There, she prayed for her son. She did not consciously connect him with the foreign father who might, any day, desert her for a woman of his own race, and legitimately deny all that linked him to his former life. She prayed quaintly, mechanically, regarding the proceeding in the light of a charm, and with no very clear idea as to who should hear the prayer. The priests should know. But the priests, indeed, if they knew anything up at their bare stone monastery, should have taught that the Master could not hear the cry of human suffering or desire, even if he would, since he had obtained the final Silence, "where beyond these voices there is peace." But, to Hla Byu, spirits there must be—Someone, Anyone. Prayer could do no harm, anyway, and might certainly do good. Contemplation was not for the Burman-in-the-street, but any follower of the Buddha can hold a wooden rosary and repeat two thousand times in a dull monotone, some such golden truth as that "Honesty is the best policy," before leaving the lighted Pagoda and going back to the bazaar to cheat his brother.

At least, her creed gave some outlet to those emotions which the practical things of life cannot satisfy.

She was richer than Cyprian, who had none. The simple honesty of her beautified their relationship. Nature, surely, must have meant just this simplicity between the sexes in ministering to each other's needs. He knew that Ferlie would have been struck with the hypocrisy of Society-life in the big towns of Burma.

There the white women-folk knew of such as little Hla Byu but pretended ignorance. No aspiring mother would encourage her daughter to join hands with an ex-public-school boy at the beginning of his career and flit away into the jungles to share the making of his future. That was Hla Byu's part. But, later, when the same future was assured, when the public-school boy had become submerged in the fever-eaten official with a bank-book and, possibly, a passion-ravaged past, then it was the turn of some clear-eyed débutante to receive with thankfulness God's gift of a good man's love—and his motor-car.

* * * * * *

Cyprian's face, bent over the official note-paper upon which he had been idly sketching while listening to the klop-klop of the postman's mule mounting the hill, was less lean now and far less strained. The great bitterness curving the corners of his mouth was contradicted by the level calm with which his eyes looked out across to the horizon despite their awareness that the Lot had fallen unto him in a rugged ground.

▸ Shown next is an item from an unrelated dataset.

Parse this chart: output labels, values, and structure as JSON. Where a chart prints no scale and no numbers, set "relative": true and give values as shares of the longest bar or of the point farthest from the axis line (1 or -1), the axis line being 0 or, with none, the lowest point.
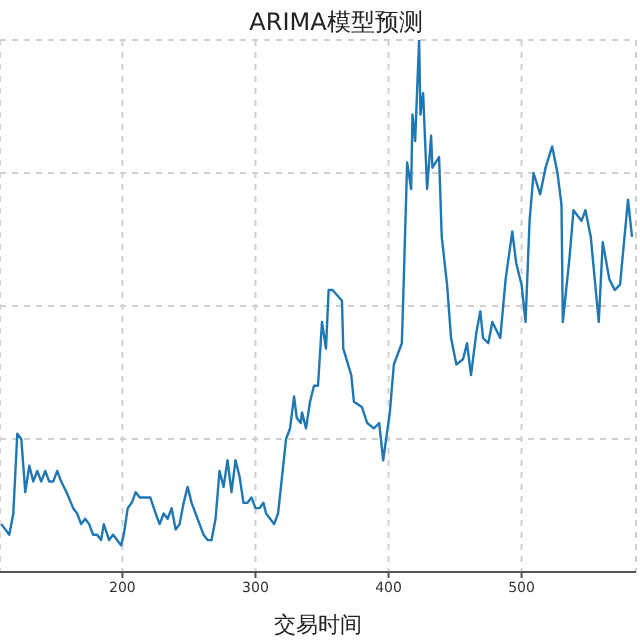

A slight stir in the vicinity of the waste-paper basket caused him to turn his head, and, with an oddly detached air, he surveyed for some moments the explorations therein of a naked baby.

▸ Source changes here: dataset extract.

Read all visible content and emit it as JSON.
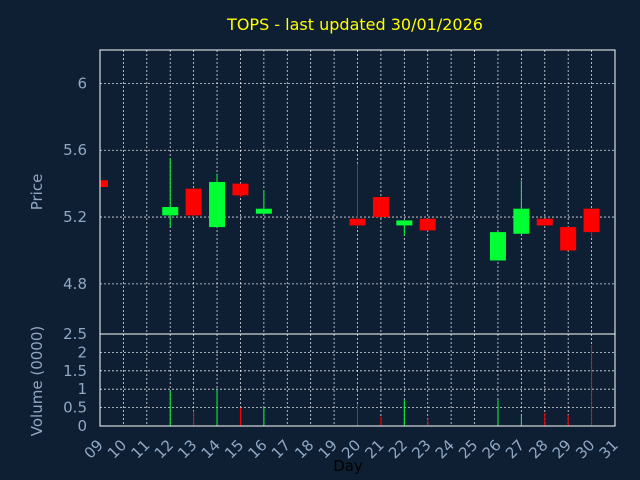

Its creamy amber skin shone like satin in the sunlight, relieved by its stiff cap of black hair. And the eyes riveted suddenly upon Cyprian's were widely set apart and, most incongruously, most tellingly, blue.

The man, unexpectedly, with a brusque movement of his head, shook down the eye-glasses he used to correct his astigmatic vision when concentrating for long upon close writing, and the small inquiring face receded, mercifully blurred.

But its marked and precocious intelligence remained branded upon his mentality as if somebody had pasted an imperfectly-developed photograph there.